После первой течки Рюк стал оберегать брата с особым рвением. Он поклялся себе, что участь папы и дедушки его брата не постигнет. Что своих детей его брат родит от хорошего человека, и неважно, кто это будет — альфа или бета. Юный альфа быстро понял, почему Кирин снова и снова уходит в трущобы, когда увидел в киоске журнал со статьёй "Посттравматический синдром: симптомы, последствия и способы лечения", не пожалел карманных денег, которые копил на подарок папе ко дню рождения, купил журнал и прочитал эту статью вместе с братом и родителем. Похоже, что, пережив немало лет откровенного насилия и самых мерзких издевательств, их любимый дедушка заработал себе тот самый посттравматический синдром, причём в самом худшем варианте. Когда Виктор забрал его из той проклятой квартиры, он был серьёзно озабочен тем, чтобы вылечить тело отца и помочь ему вернуться к нормальной жизни, но душевные раны оказались куда глубже. Рюк смутно, но помнил, как дедушка тогда часто шарахался от приходящих в гости соседей и ни с кем не разговаривал, как метался и кричал по ночам, из-за чего близнецы долго спали рядом с ним, чтобы дедушке было спокойнее... Со временем Кирин сумел справиться с болью, но когда начали болеть суставы и его начали дразнить, в том числе и в дни, когда он забирал внуков из школы, боль стала возвращаться. Очередной надлом случился, когда он решился продавать себя, чтобы добыть денег на лекарства. Чтобы заглушить страх и отвращение, он начал выпивать... Всё, чтобы спасти их с Ленни снова... и это был рубеж. После такого бедняга уже не мог остановиться и стал возвращаться в трущобы снова и снова, ища того, от чего страдал почти три года. Он ненавидел себя, презирал, плакал, таился от своей семьи и соседей, но не мог перебороть эту напасть. Пока у Ленни не случилась первая течка, Кирин успешно это скрывал, но болезнь начала прогрессировать. Начались провалы в памяти, из-за чего он и пропал тогда до самого рассвета, чтобы успеть протрезветь. Осознание того, что он подвёл свою семью, позволило ему остаться дома, чтобы помочь Ленни... но через три дня, вернувшись домой, близнецы снова застали пустую комнату. Кирин пришёл поздно ночью, весь в синяках... и от него пахло самогоном. Рюк помог отмыть его от уличной грязи и уложить спать. Кирин плакал, просил прощения... а на следующий день снова ушёл.
Рюк и Ленни очень любили дедушку. Они были неимоверно благодарны ему за всё и не презирали за слабость и безволие.

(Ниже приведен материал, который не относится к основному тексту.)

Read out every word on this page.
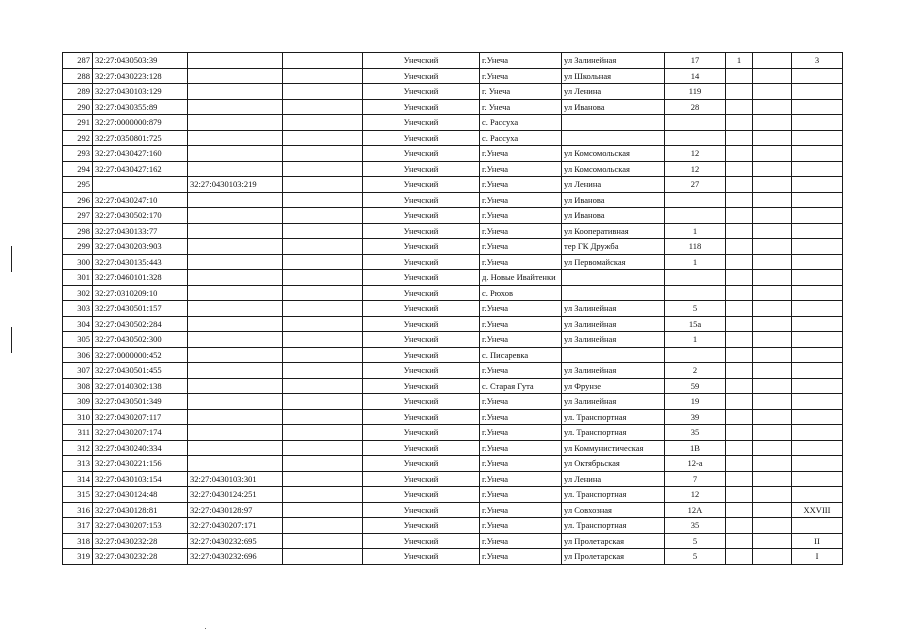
287	32:27:0430503:39			Унечский	г.Унеча	ул Залинейная	17	1		3
288	32:27:0430223:128			Унечский	г.Унеча	ул Школьная	14			
289	32:27:0430103:129			Унечский	г. Унеча	ул Ленина	119			
290	32:27:0430355:89			Унечский	г. Унеча	ул Иванова	28			
291	32:27:0000000:879			Унечский	с. Рассуха					
292	32:27:0350801:725			Унечский	с. Рассуха					
293	32:27:0430427:160			Унечский	г.Унеча	ул Комсомольская	12			
294	32:27:0430427:162			Унечский	г.Унеча	ул Комсомольская	12			
295		32:27:0430103:219		Унечский	г.Унеча	ул Ленина	27			
296	32:27:0430247:10			Унечский	г.Унеча	ул Иванова				
297	32:27:0430502:170			Унечский	г.Унеча	ул Иванова				
298	32:27:0430133:77			Унечский	г.Унеча	ул Кооперативная	1			
299	32:27:0430203:903			Унечский	г.Унеча	тер ГК Дружба	118			
300	32:27:0430135:443			Унечский	г.Унеча	ул Первомайская	1			
301	32:27:0460101:328			Унечский	д. Новые Ивайтенки					
302	32:27:0310209:10			Унечский	с. Рюхов					
303	32:27:0430501:157			Унечский	г.Унеча	ул Залинейная	5			
304	32:27:0430502:284			Унечский	г.Унеча	ул Залинейная	15а			
305	32:27:0430502:300			Унечский	г.Унеча	ул Залинейная	1			
306	32:27:0000000:452			Унечский	с. Писаревка					
307	32:27:0430501:455			Унечский	г.Унеча	ул Залинейная	2			
308	32:27:0140302:138			Унечский	с. Старая Гута	ул Фрунзе	59			
309	32:27:0430501:349			Унечский	г.Унеча	ул Залинейная	19			
310	32:27:0430207:117			Унечский	г.Унеча	ул. Транспортная	39			
311	32:27:0430207:174			Унечский	г.Унеча	ул. Транспортная	35			
312	32:27:0430240:334			Унечский	г.Унеча	ул Коммунистическая	1В			
313	32:27:0430221:156			Унечский	г.Унеча	ул Октябрьская	12-а			
314	32:27:0430103:154	32:27:0430103:301		Унечский	г.Унеча	ул Ленина	7			
315	32:27:0430124:48	32:27:0430124:251		Унечский	г.Унеча	ул. Транспортная	12			
316	32:27:0430128:81	32:27:0430128:97		Унечский	г.Унеча	ул Совхозная	12А			XXVIII
317	32:27:0430207:153	32:27:0430207:171		Унечский	г.Унеча	ул. Транспортная	35			
318	32:27:0430232:28	32:27:0430232:695		Унечский	г.Унеча	ул Пролетарская	5			II
319	32:27:0430232:28	32:27:0430232:696		Унечский	г.Унеча	ул Пролетарская	5			I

Ведь если бы не Кирин, то они бы просто не появились на свет. Благодаря Кирину их не сдали в Дом Малютки, откуда вернуться домой было практически невозможно, папа не пострадал от грязных рук многочисленных клиентов Гумберта, сумел сохранить себя целым, вырваться из этого кошмара и найти для них всех новый дом, где было безопасно. Кирин снова спас их, достав денег на лекарства, которые были так нужны... и теперь расплачивался за всё это. Близнецы как могли подбадривали Кирина, уговаривали его успокоиться и никуда не уходить, говорили, как любят его несмотря ни на что, постоянно благодарили... Помогало, но ненадолго. И срывы случались всё чаще. Один раз Кирина не было дома почти двое суток, после чего он вернулся весь оборванный и трясущийся. Алкоголем от него не пахло, но выглядел он как пьяный. На следующий день омеге стало плохо, и вызванный сосед-фельдшер опознал симптомы наркотического отходняка. Близнецы в тот день не пошли в школу, а ухаживали за дедушкой.
Про загулы Кирина вскоре узнали все. Виктор скрежетал зубами, постоянно разговаривал с родителем, умоляя взять себя в руки ради детей, Кирин соглашался... и снова срывался. Рюк практически не вылезал из драк, отстаивая честь деда, Ленни не отставал от него... Их оставляли после уроков, успеваемость заметно снизилась... один раз даже пригрозили вообще отчислить. Кирин, узнав об этом, перепугался так, что неделю никуда не выходил... после чего пропал почти на сутки. Виктор искал способы вылечить родителя, но услуги частных психиатров были слишком дорогими, а бесплатная клиника поразила отвратительными условиями содержания. Оставалось только терпеть, продолжать душеспасительные разговоры, раз за разом долбя одно и то же и надеясь на чудо.
Никогда не подводил Кирин только тогда, когда у Ленни случалась очередная течка. Омега наизусть выучил все записи старшего внука. И хотя уже к концу второй течки Рюк вполне был способен справляться сам, от помощи деда он никогда не отказывался. В эти дни Кирину как будто становилось лучше...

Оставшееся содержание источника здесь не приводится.